Bunun üzerine kentte Pazar günü aşırı sağcı grupların çağrısıyla protesto gösterisi düzenlenmişti. Daha sonra internette yayınlanan videolarda, bazı göstericilerin yabancı olduğunu düşündükleri insanları kovaladığı ve tartaklamaya çalıştığı görülmüştü. Pazartesi akşamı da kentte aşırı sağcı ve sol gruplar tarafından gösteriler düzenlenmişti.

Aşırı sağcıların pazartesi akşamı düzenlediği gösteriye tahminlerin üzerine katılım olmuştuFotoğraf: picture-alliance/dpa/S. Willnow

Pro Chemnitz adlı grubun çağrısıyla aşırı sağcıların düzenlediği gösteriye yaklaşık 6 bin kişi katılmıştı. Saksonya’nın yanı sıra Kuzey Ren-Vestfalya, Aşağı Saksonya, Thüringen, Berlin ve Brandenburg eyaletlerinde de bu gösteriye katılım olduğu belirlenmişti. Emniyet müdürlüğü sözcüsü hazırlıklı olmalarına rağmen bu kadar büyük bir kalabalıkla karşılaşacaklarını tahmin etmediklerini açıklamıştı. Pazartesi akşamı kentte güvenliği sağlamak için yaklaşık 600 polis memuru görev yapmıştı.

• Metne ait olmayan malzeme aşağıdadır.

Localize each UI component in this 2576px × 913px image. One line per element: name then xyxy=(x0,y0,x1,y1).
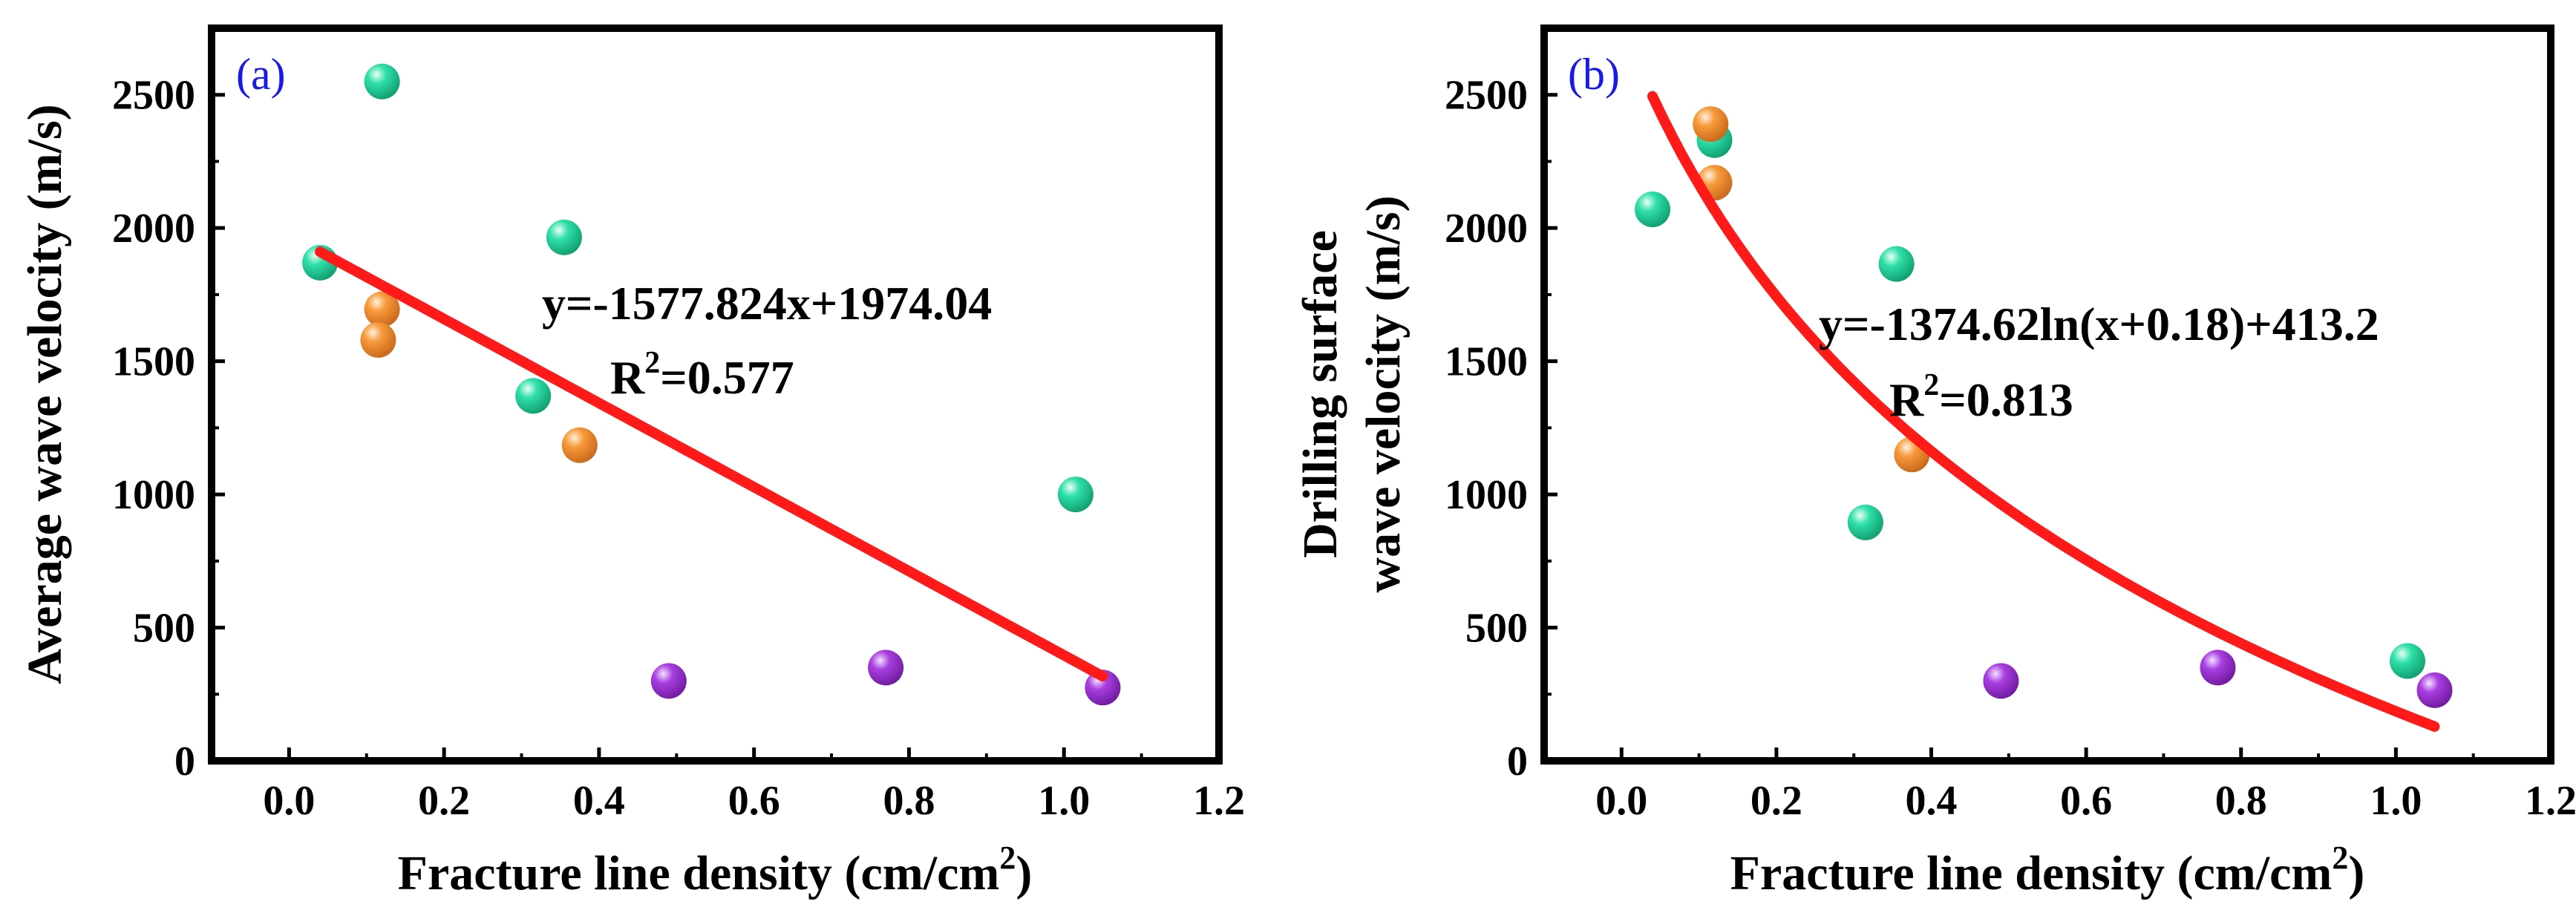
fit-a xyxy=(315,246,1108,682)
fit-b xyxy=(1647,91,2440,732)
x-label-end-b: ) xyxy=(2348,846,2364,900)
y-ticks-b: 0 500 1000 1500 2000 2500 xyxy=(1445,73,1557,785)
data-point-green-b xyxy=(1635,192,1671,228)
y-ticks-a: 0 500 1000 1500 2000 2500 xyxy=(112,73,225,785)
y-tick-label-a: 2500 xyxy=(112,73,195,119)
data-point-purple-b xyxy=(1983,663,2019,699)
chart-panel-a: 0.0 0.2 0.4 0.6 0.8 1.0 1.2 0 500 1000 1500 2000 25… xyxy=(18,24,1245,900)
panel-label-a: (a) xyxy=(236,50,286,99)
r2-b: R2=0.813 xyxy=(1889,368,2073,426)
data-point-green-a xyxy=(1057,477,1094,513)
fit-line-b xyxy=(1647,91,2440,732)
r2-sup-b: 2 xyxy=(1923,368,1939,402)
data-point-purple-b xyxy=(2416,672,2453,708)
x-tick-label-a: 1.2 xyxy=(1193,778,1245,824)
data-point-purple-a xyxy=(1085,670,1121,706)
x-tick-label-b: 1.0 xyxy=(2370,778,2422,824)
data-point-purple-b xyxy=(2200,649,2236,686)
y-tick-label-b: 2500 xyxy=(1445,73,1528,119)
data-point-green-a xyxy=(515,378,552,414)
x-label-end-a: ) xyxy=(1016,846,1032,900)
chart-panel-b: 0.0 0.2 0.4 0.6 0.8 1.0 1.2 0 500 1000 1500 2000 25… xyxy=(1293,24,2576,900)
y-tick-label-b: 0 xyxy=(1507,739,1528,785)
x-axis-label-b: Fracture line density (cm/cm2) xyxy=(1730,840,2365,900)
y-tick-label-a: 500 xyxy=(133,606,195,652)
data-point-green-a xyxy=(546,219,582,255)
points-b xyxy=(1635,106,2453,708)
data-point-green-b xyxy=(2390,643,2426,679)
y-tick-label-b: 1000 xyxy=(1445,472,1528,518)
data-point-purple-a xyxy=(868,649,904,686)
y-tick-label-a: 1500 xyxy=(112,339,195,385)
data-point-orange-b xyxy=(1693,106,1729,143)
plot-frame-b xyxy=(1540,24,2554,765)
y-tick-label-a: 1000 xyxy=(112,472,195,518)
y-axis-label-b-line2: wave velocity (m/s) xyxy=(1356,195,1410,592)
x-tick-label-a: 1.0 xyxy=(1038,778,1090,824)
r2-value-a: =0.577 xyxy=(660,351,794,404)
x-label-sup-a: 2 xyxy=(999,840,1016,876)
data-point-orange-a xyxy=(360,321,396,358)
y-axis-label-b-line1: Drilling surface xyxy=(1293,230,1347,558)
x-tick-label-a: 0.8 xyxy=(883,778,935,824)
y-tick-label-a: 2000 xyxy=(112,206,195,252)
x-tick-label-a: 0.2 xyxy=(418,778,470,824)
x-axis-label-a: Fracture line density (cm/cm2) xyxy=(398,840,1033,900)
y-axis-label-a: Average wave velocity (m/s) xyxy=(18,104,72,684)
y-tick-label-b: 2000 xyxy=(1445,206,1528,252)
equation-b: y=-1374.62ln(x+0.18)+413.2 xyxy=(1819,298,2379,350)
x-tick-label-b: 0.4 xyxy=(1906,778,1958,824)
r2-prefix-b: R xyxy=(1889,373,1924,426)
r2-prefix-a: R xyxy=(610,351,645,404)
x-tick-label-a: 0.4 xyxy=(573,778,625,824)
y-tick-label-a: 0 xyxy=(174,739,195,785)
r2-sup-a: 2 xyxy=(644,346,660,380)
x-tick-label-a: 0.6 xyxy=(728,778,780,824)
data-point-purple-a xyxy=(650,663,687,699)
r2-a: R2=0.577 xyxy=(610,346,794,404)
x-tick-label-b: 0.8 xyxy=(2215,778,2267,824)
y-tick-label-b: 500 xyxy=(1465,606,1528,652)
x-tick-label-b: 0.2 xyxy=(1750,778,1802,824)
x-ticks-a: 0.0 0.2 0.4 0.6 0.8 1.0 1.2 xyxy=(263,747,1245,824)
equation-a: y=-1577.824x+1974.04 xyxy=(542,277,992,330)
panel-label-b: (b) xyxy=(1568,50,1620,99)
r2-value-b: =0.813 xyxy=(1939,373,2073,426)
data-point-green-a xyxy=(364,63,400,99)
data-point-orange-a xyxy=(561,427,598,463)
data-point-orange-a xyxy=(364,291,400,327)
plot-frame-a xyxy=(208,24,1223,765)
x-tick-label-a: 0.0 xyxy=(263,778,315,824)
fit-line-a xyxy=(315,246,1108,682)
x-label-main-a: Fracture line density (cm/cm xyxy=(398,846,1000,900)
points-a xyxy=(302,63,1121,706)
y-tick-label-b: 1500 xyxy=(1445,339,1528,385)
x-label-main-b: Fracture line density (cm/cm xyxy=(1730,846,2333,900)
data-point-green-b xyxy=(1878,246,1915,282)
x-tick-label-b: 0.0 xyxy=(1595,778,1647,824)
x-tick-label-b: 1.2 xyxy=(2525,778,2576,824)
x-ticks-b: 0.0 0.2 0.4 0.6 0.8 1.0 1.2 xyxy=(1595,747,2576,824)
x-label-sup-b: 2 xyxy=(2332,840,2348,876)
data-point-green-b xyxy=(1847,504,1883,540)
x-tick-label-b: 0.6 xyxy=(2060,778,2112,824)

Sol grupların katıldığı karşı gösteride ise yaklaşık bin göstericinin bulunduğu belirtilmişti. Polisin verdiği bilgilere göre, iki farklı gruptan göstericiler arasında yaşanan şiddet olayları sonucu aralarında iki polis memurunun da bulunduğu 20 kişi yaralanmıştı. Gösterilerde düzeni bozma, anayasa aykırı örgütlerin işaretlerini kullanma, adam yaralama ve toplantı yasalarını ihlal etme iddiasıyla 43 suç duyurusunda bulunulmuştu.